Here's hoping I can get it together before the big carnival in the next county, so we can both actually get there, and have some fun once we do. Sorry in advance if we can't make it this year, kiddo.
Sunday, May 20, 2012
So tonight I may not have exercised my best judgement, but how was I to know I would be running into the bride of Satan at an IHOP in a rural county of VA?
I took Little M to dinner, and we were having a pretty pleasant time, except for the slightly loud remarks we were hearing from the next table. The mother was griping and criticizing each of the four girls she had brought with her about one behavior after another, and they seemed like they were out of control, from the way she kept telling them to straighten up. Finally, I'd had enough, and here is where I probably should have turned off my desire to be AT ALL helpful in the situation, and just sat there and listened to the bitching and criticizing of those girls.
But NO, I am not that kind of person. Besides, she's a mom, I'm a mom, I thought that MAYBE if they heard what she was saying from someone else, they'd actually listen. So I turned around and mentioned to the girls that my son was watching them and copying everything they did, so could they please behave for their mom? Then I looked at the mom to see if we were on the same page, and she was just blank-faced.

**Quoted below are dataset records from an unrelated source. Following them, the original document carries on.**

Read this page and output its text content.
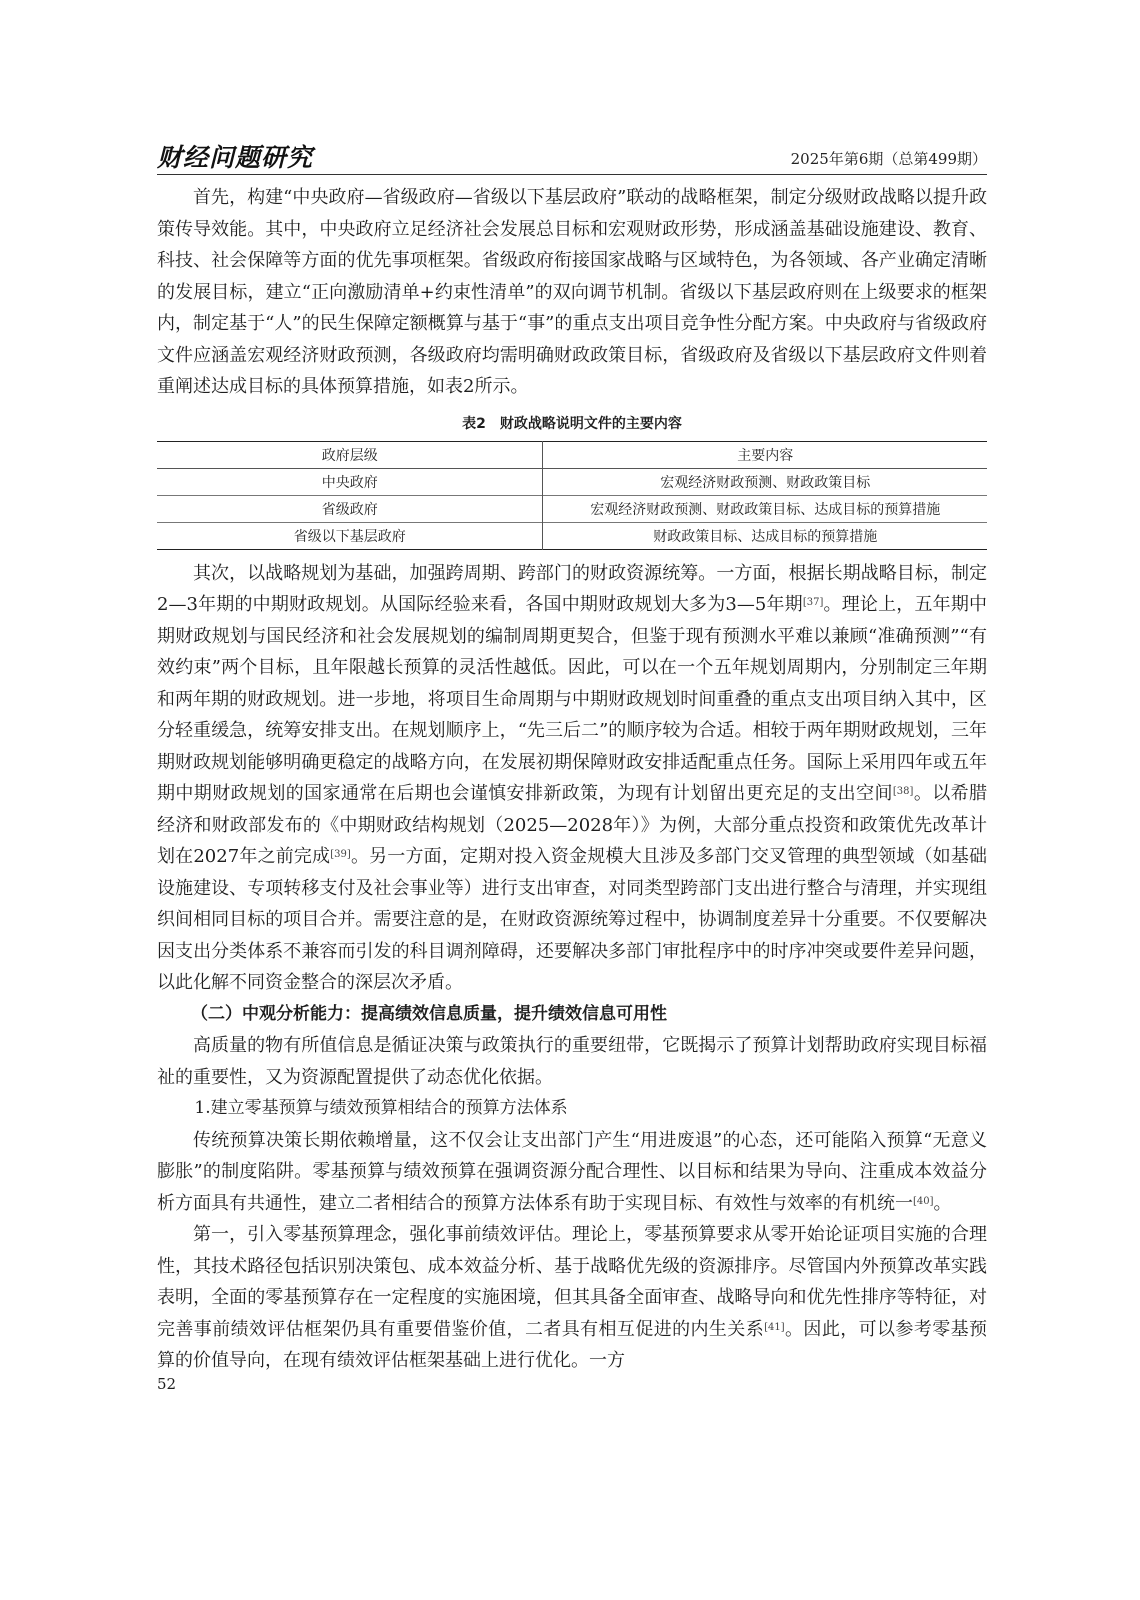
财经问题研究	2025年第6期（总第499期）

首先，构建“中央政府—省级政府—省级以下基层政府”联动的战略框架，制定分级财政战略以提升政策传导效能。其中，中央政府立足经济社会发展总目标和宏观财政形势，形成涵盖基础设施建设、教育、科技、社会保障等方面的优先事项框架。省级政府衔接国家战略与区域特色，为各领域、各产业确定清晰的发展目标，建立“正向激励清单+约束性清单”的双向调节机制。省级以下基层政府则在上级要求的框架内，制定基于“人”的民生保障定额概算与基于“事”的重点支出项目竞争性分配方案。中央政府与省级政府文件应涵盖宏观经济财政预测，各级政府均需明确财政政策目标，省级政府及省级以下基层政府文件则着重阐述达成目标的具体预算措施，如表2所示。

表2　财政战略说明文件的主要内容
政府层级	主要内容
中央政府	宏观经济财政预测、财政政策目标
省级政府	宏观经济财政预测、财政政策目标、达成目标的预算措施
省级以下基层政府	财政政策目标、达成目标的预算措施

其次，以战略规划为基础，加强跨周期、跨部门的财政资源统筹。一方面，根据长期战略目标，制定2—3年期的中期财政规划。从国际经验来看，各国中期财政规划大多为3—5年期[37]。理论上，五年期中期财政规划与国民经济和社会发展规划的编制周期更契合，但鉴于现有预测水平难以兼顾“准确预测”“有效约束”两个目标，且年限越长预算的灵活性越低。因此，可以在一个五年规划周期内，分别制定三年期和两年期的财政规划。进一步地，将项目生命周期与中期财政规划时间重叠的重点支出项目纳入其中，区分轻重缓急，统筹安排支出。在规划顺序上，“先三后二”的顺序较为合适。相较于两年期财政规划，三年期财政规划能够明确更稳定的战略方向，在发展初期保障财政安排适配重点任务。国际上采用四年或五年期中期财政规划的国家通常在后期也会谨慎安排新政策，为现有计划留出更充足的支出空间[38]。以希腊经济和财政部发布的《中期财政结构规划（2025—2028年）》为例，大部分重点投资和政策优先改革计划在2027年之前完成[39]。另一方面，定期对投入资金规模大且涉及多部门交叉管理的典型领域（如基础设施建设、专项转移支付及社会事业等）进行支出审查，对同类型跨部门支出进行整合与清理，并实现组织间相同目标的项目合并。需要注意的是，在财政资源统筹过程中，协调制度差异十分重要。不仅要解决因支出分类体系不兼容而引发的科目调剂障碍，还要解决多部门审批程序中的时序冲突或要件差异问题，以此化解不同资金整合的深层次矛盾。

（二）中观分析能力：提高绩效信息质量，提升绩效信息可用性

高质量的物有所值信息是循证决策与政策执行的重要纽带，它既揭示了预算计划帮助政府实现目标福祉的重要性，又为资源配置提供了动态优化依据。

1.建立零基预算与绩效预算相结合的预算方法体系

传统预算决策长期依赖增量，这不仅会让支出部门产生“用进废退”的心态，还可能陷入预算“无意义膨胀”的制度陷阱。零基预算与绩效预算在强调资源分配合理性、以目标和结果为导向、注重成本效益分析方面具有共通性，建立二者相结合的预算方法体系有助于实现目标、有效性与效率的有机统一[40]。

第一，引入零基预算理念，强化事前绩效评估。理论上，零基预算要求从零开始论证项目实施的合理性，其技术路径包括识别决策包、成本效益分析、基于战略优先级的资源排序。尽管国内外预算改革实践表明，全面的零基预算存在一定程度的实施困境，但其具备全面审查、战略导向和优先性排序等特征，对完善事前绩效评估框架仍具有重要借鉴价值，二者具有相互促进的内生关系[41]。因此，可以参考零基预算的价值导向，在现有绩效评估框架基础上进行优化。一方

52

I have never before felt the hair stand up on the back of my neck so much, but It was like I could feel the venom start to spew in my direction. First she started off with how rude I was, and how some people just ruin things for other people. Then I got to hear about how they were just out to have a nice time and how if "SHE" wanted to provide that kind of example for "HER" child (who, by the way, was just playing a game on my phone and was completely oblivious to everything going on), then that was just fine with them. She then complained about me to the waiter, who sent another waitress over to ask her what the problem was, she didn't give any details, just pointed at me, I said I didn't have a problem.

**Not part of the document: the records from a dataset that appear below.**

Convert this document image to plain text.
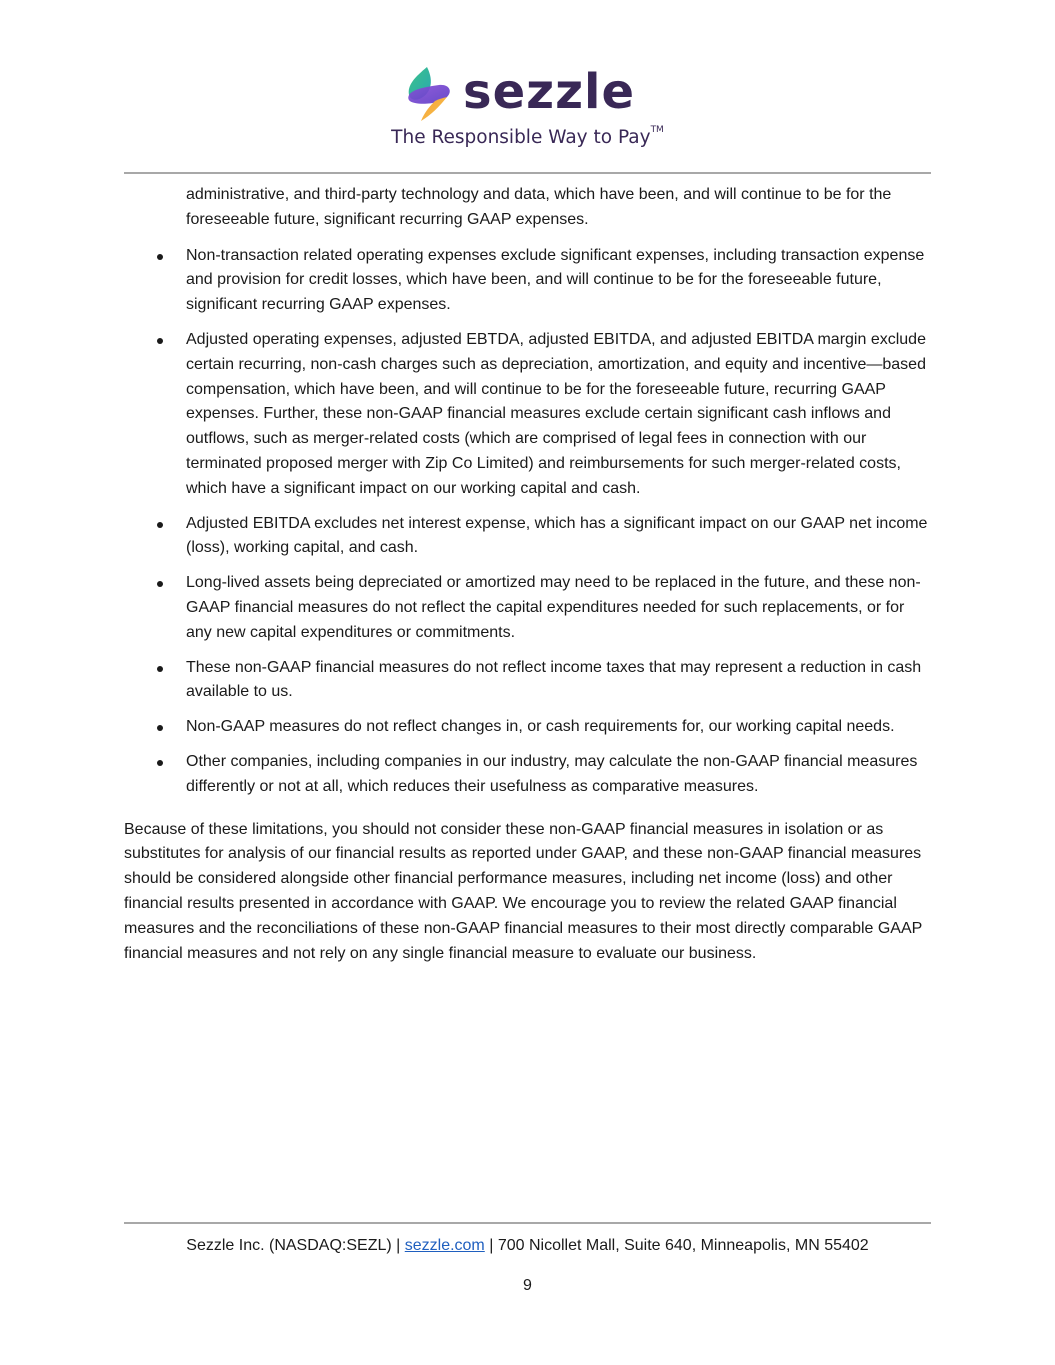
sezzle
The Responsible Way to Pay™

administrative, and third-party technology and data, which have been, and will continue to be for the foreseeable future, significant recurring GAAP expenses.

Non-transaction related operating expenses exclude significant expenses, including transaction expense and provision for credit losses, which have been, and will continue to be for the foreseeable future, significant recurring GAAP expenses.
Adjusted operating expenses, adjusted EBTDA, adjusted EBITDA, and adjusted EBITDA margin exclude certain recurring, non-cash charges such as depreciation, amortization, and equity and incentive—based compensation, which have been, and will continue to be for the foreseeable future, recurring GAAP expenses. Further, these non-GAAP financial measures exclude certain significant cash inflows and outflows, such as merger-related costs (which are comprised of legal fees in connection with our terminated proposed merger with Zip Co Limited) and reimbursements for such merger-related costs, which have a significant impact on our working capital and cash.
Adjusted EBITDA excludes net interest expense, which has a significant impact on our GAAP net income (loss), working capital, and cash.
Long-lived assets being depreciated or amortized may need to be replaced in the future, and these non-GAAP financial measures do not reflect the capital expenditures needed for such replacements, or for any new capital expenditures or commitments.
These non-GAAP financial measures do not reflect income taxes that may represent a reduction in cash available to us.
Non-GAAP measures do not reflect changes in, or cash requirements for, our working capital needs.
Other companies, including companies in our industry, may calculate the non-GAAP financial measures differently or not at all, which reduces their usefulness as comparative measures.

Because of these limitations, you should not consider these non-GAAP financial measures in isolation or as substitutes for analysis of our financial results as reported under GAAP, and these non-GAAP financial measures should be considered alongside other financial performance measures, including net income (loss) and other financial results presented in accordance with GAAP. We encourage you to review the related GAAP financial measures and the reconciliations of these non-GAAP financial measures to their most directly comparable GAAP financial measures and not rely on any single financial measure to evaluate our business.

Sezzle Inc. (NASDAQ:SEZL) | sezzle.com | 700 Nicollet Mall, Suite 640, Minneapolis, MN 55402
9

They offered each of us a chance to change tables, and I guess I was second guessing what I said, the fact that I said anything at all, and the whole situation, but I figured if it was so rude of me to say anything, then I deserved to pay my penance by having to listen to whatever she dished out.

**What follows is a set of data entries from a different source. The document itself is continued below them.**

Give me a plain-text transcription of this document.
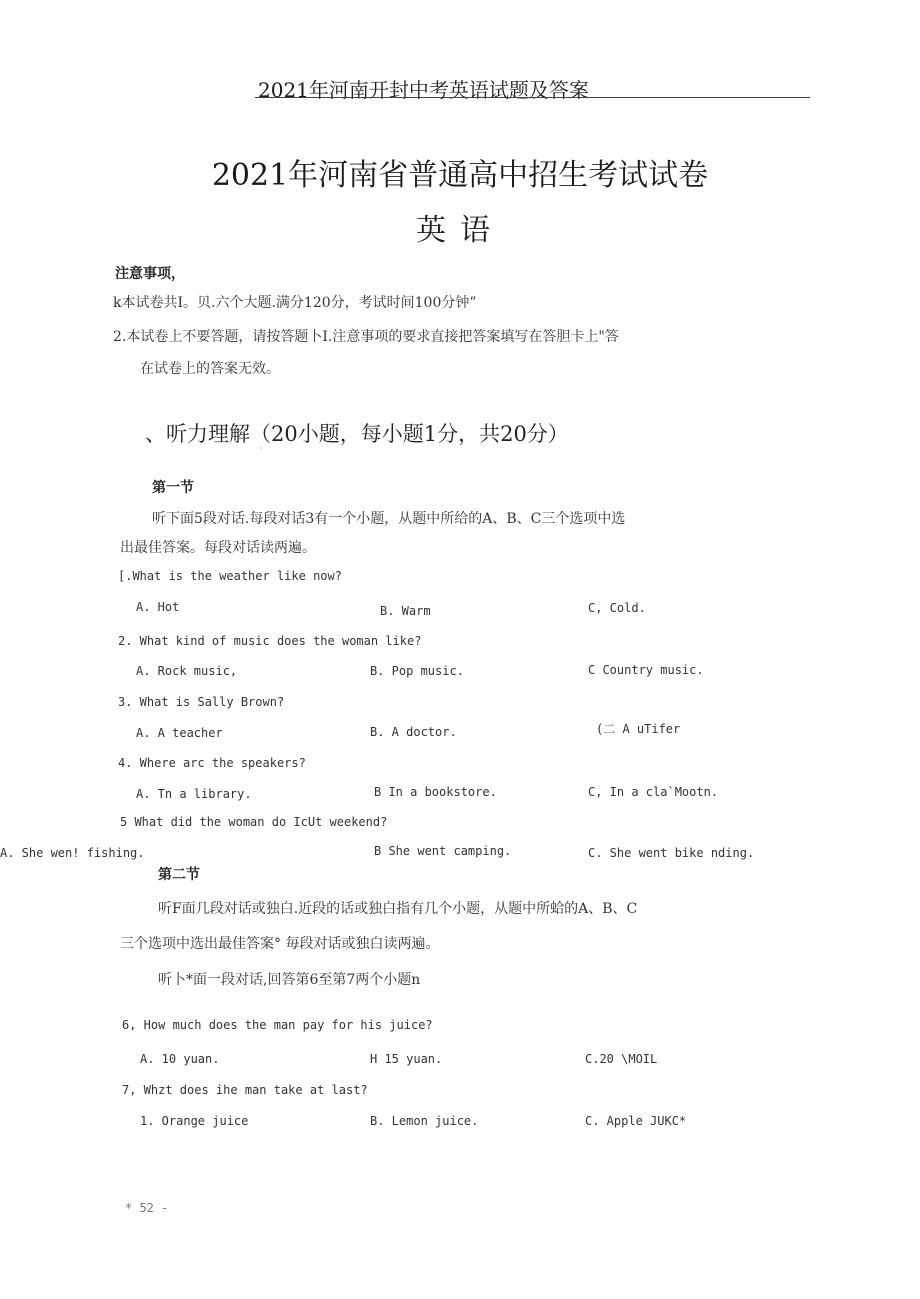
2021年河南开封中考英语试题及答案
2021年河南省普通高中招生考试试卷
英语
注意事项，
k本试卷共I。贝.六个大题.满分120分，考试时间100分钟”
2.本试卷上不要答题，请按答题卜I.注意事项的要求直接把答案填写在答胆卡上"答
在试卷上的答案无效。
、听力理解（20小题，每小题1分，共20分）
'
第一节
听下面5段对话.每段对话3有一个小题，从题中所给的A、B、C三个选项中选
出最佳答案。每段对话读两遍。
[.What is the weather like now?
A. Hot	B. Warm	C, Cold.
2. What kind of music does the woman like?
A. Rock music,	B. Pop music.	C Country music.
3. What is Sally Brown?
A. A teacher	B. A doctor.	(二 A uTifer
4. Where arc the speakers?
A. Tn a library.	B In a bookstore.	C, In a cla`Mootn.
5 What did the woman do IcUt weekend?
A. She wen! fishing.	B She went camping.	C. She went bike nding.
第二节
听F面几段对话或独白.近段的话或独白指有几个小题，从题中所蛤的A、B、C
三个选项中选出最佳答案° 毎段对话或独白读两遍。
听卜*面一段对话,回答第6至第7两个小题n
6, How much does the man pay for his juice?
A. 10 yuan.	H 15 yuan.	C.20 \MOIL
7, Whzt does ihe man take at last?
1. Orange juice	B. Lemon juice.	C. Apple JUKC*
* 52 -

The entire rest of the meal was punctuated by little jabs and remarks from her about me and my parenting. I even turned around and offered her table the ketchup bottle from ours when they had asked for it TWICE and her answer was "We'll wait. You shouldn't have been rude to us in the first place." Then she got up and went to get another (apparently uncontaminated with my rudeness) bottle.
Maybe I WAS the bitch for saying anything to her, but then, consider this:
Before I said anything, those girls were acting up, and the mother was bitching at them like there was no tomorrow.
After I said something, they were all behaving, and they had a common enemy to bitch about, ME. Nevermind that the things she was saying to a bunch of 10-year-olds were entirely inappropriate, that's on her. But I saved those girls from a meal of being the emotional punching bags for that woman. And if for no other reason than that, I'm glad I said something. Even if it WAS uncalled for, or RUDE. Those kids still had a meal without her venom, even if it ALL landed on me.
(Her waiter, by the way, was on his first day BACK, after having been gone from the restaurant for awhile, I felt SO bad for him, he was not at ALL attentive to their table, I think he was just scared of her! Plus, I explained the entire situation to the manager, who frankly thought I did the right thing, and gave us coupons for free stuff.)